A Phase 3 Study to Evaluate Petosemtamab Compared With Investigator's Choice Monotherapy in Previously Treated Head and Neck Squamous Cell Carcinoma Patients (LiGeR-HN2)

Purpose

This is a phase 3 open-label, randomized, controlled, multicenter study to compare petosemtamab vs investigator's choice monotherapy in HNSCC patients for the second- and third-line treatment of incurable metastatic/recurrent disease.

Condition

  • Head and Neck Squamous Cell Carcinoma

Eligibility

Eligible Ages
Over 18 Years
Eligible Sex
All
Accepts Healthy Volunteers
No

Inclusion Criteria

  • Signed ICF before initiation of any study procedures. - Age ≥ 18 years at signing of ICF. - Histologically previously confirmed HNSCC with evidence of metastatic or locally advanced disease not amenable to standard therapy with curative intent. - HNSCC participants progressed on or after anti-PD-1 therapy and platinum-containing therapy. - The eligible HNSCC primary tumor locations are oropharynx, oral cavity, hypopharynx, and larynx. - Documentation of p16 status (positive or negative) by local laboratory IHC for participants with primary oropharyngeal cancer. - A baseline new tumor sample unless the participant has an available tumor sample as an FFPE block with sufficient material. - Measurable disease as defined by RECIST v1.1 by radiologic methods. - ECOG PS of 0 or 1 - Life expectancy ≥ 12 weeks, as per investigator - Adequate organ function (as per protocol)

Exclusion Criteria

  • Central nervous system metastases that are untreated or symptomatic, or require radiation, surgery, or continued steroid therapy to control symptoms within 14 days prior to randomization. - Known leptomeningeal involvement - Any systemic anticancer therapy within 4 weeks prior to randomization. - Major surgery within 3 weeks or palliative radiotherapy within 2 weeks prior to randomization. - Persistent Grade >1 clinically significant toxicities related to prior antineoplastic therapies - History of hypersensitivity reaction to any of the excipients of treatment required for this study. - Unstable angina; history of congestive heart failure of Class II-IV New York Heart Association (NYHA) criteria, or serious cardiac arrhythmia requiring treatment or history of myocardial infarction within 6 months of study entry - History of prior malignancies with the exception of localized cancer with curative resection (e.g. cervical intraepithelial neoplasia or nonmelanoma skin cancer) - Current dyspnea at rest of any origin, or other diseases requiring continuous oxygen therapy - Current serious illness or medical conditions including, but not limited to, uncontrolled active infection, clinically significant pulmonary, metabolic or psychiatric disorders - Participants with known infectious diseases (as per protocol) - Pregnant or breastfeeding participants - Participant has a primary tumor site of nasopharynx (any histology).

Study Design

Phase
Phase 3
Study Type
Interventional
Allocation
Randomized
Intervention Model
Parallel Assignment
Primary Purpose
Treatment
Masking
None (Open Label)

Arm Groups

ArmDescriptionAssigned Intervention
Experimental
MCLA-158
  • Drug: Petosemtamab
    MCLA-158
Active Comparator
Investigator's Choice
  • Drug: Investigator's Choice
    Cetuximab
  • Drug: Investigator's Choice
    Methotrexate
  • Drug: Investigator's Choice
    Docetaxel

Recruiting Locations

Site 67
Nashville, Tennessee 37232

More Details

Status
Recruiting
Sponsor
Merus B.V.

Study Contact

David Yao, MD
+1 617 401 4499
USenquiries@merus.nl

Detailed Description

This is a phase 3 open-label, randomized, controlled, multicenter study to compare petosemtamab vs investigator's choice monotherapy in HNSCC patients for the second- and third-line treatment of incurable metastatic/recurrent disease.

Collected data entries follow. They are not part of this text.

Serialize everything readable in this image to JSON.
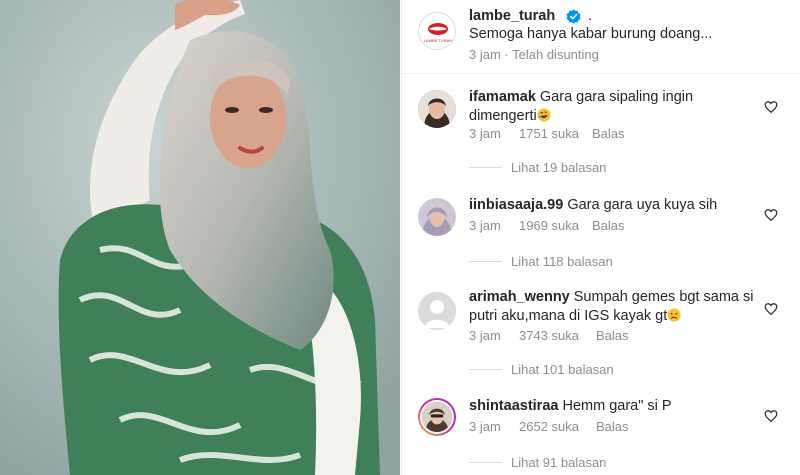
{
  "post": {
    "author": "lambe_turah",
    "avatar_logo_text": "LAMBE TURAH",
    "caption_suffix": ".",
    "caption": "Semoga hanya kabar burung doang...",
    "time": "3 jam",
    "edited": "Telah disunting"
  },
  "comments": [
    {
      "username": "ifamamak",
      "text": "Gara gara sipaling ingin dimengerti",
      "emoji": "rolling-laughing-emoji",
      "time": "3 jam",
      "likes": "1751 suka",
      "reply": "Balas",
      "view_replies": "Lihat 19 balasan",
      "avatar": "photo"
    },
    {
      "username": "iinbiasaaja.99",
      "text": "Gara gara uya kuya sih",
      "time": "3 jam",
      "likes": "1969 suka",
      "reply": "Balas",
      "view_replies": "Lihat 118 balasan",
      "avatar": "photo"
    },
    {
      "username": "arimah_wenny",
      "text": "Sumpah gemes bgt sama si putri aku,mana di IGS kayak gt",
      "emoji": "sad-face-emoji",
      "time": "3 jam",
      "likes": "3743 suka",
      "reply": "Balas",
      "view_replies": "Lihat 101 balasan",
      "avatar": "default"
    },
    {
      "username": "shintaastiraa",
      "text": "Hemm gara\" si P",
      "time": "3 jam",
      "likes": "2652 suka",
      "reply": "Balas",
      "view_replies": "Lihat 91 balasan",
      "avatar": "story-ring"
    }
  ],
  "colors": {
    "text": "#262626",
    "secondary": "#8e8e8e",
    "verified": "#0095f6",
    "brand_red": "#d4202c",
    "story_ring": "#d6249f"
  }
}
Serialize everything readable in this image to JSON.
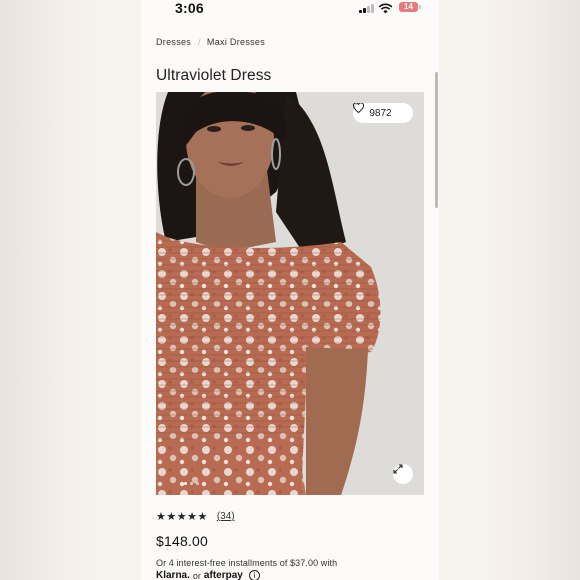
{
  "status_bar": {
    "time": "3:06",
    "battery": "14",
    "battery_color": "#e7797b"
  },
  "breadcrumb": {
    "items": [
      "Dresses",
      "Maxi Dresses"
    ]
  },
  "product": {
    "title": "Ultraviolet Dress",
    "wishlist_count": "9872",
    "image_icons": [
      "heart-icon",
      "expand-icon"
    ],
    "rating": {
      "stars": "★★★★★",
      "value": 4.5,
      "max": 5,
      "review_count": "(34)"
    },
    "price": "$148.00",
    "installments_text": "Or 4 interest-free installments of $37.00 with",
    "klarna_label": "Klarna.",
    "or_label": "or",
    "afterpay_label": "afterpay",
    "info_label": "i"
  },
  "image_carousel": {
    "total": 3,
    "active": 0
  }
}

HNSCC patients must have progressive disease (PD) on or after anti-PD-1 therapy and platinum-containing therapy. Patients treated with platinum-containing therapy only in the adjuvant setting, or in the context of multimodal therapy for locally advanced disease, should have PD within 6 months of the last dose of platinum-containing therapy.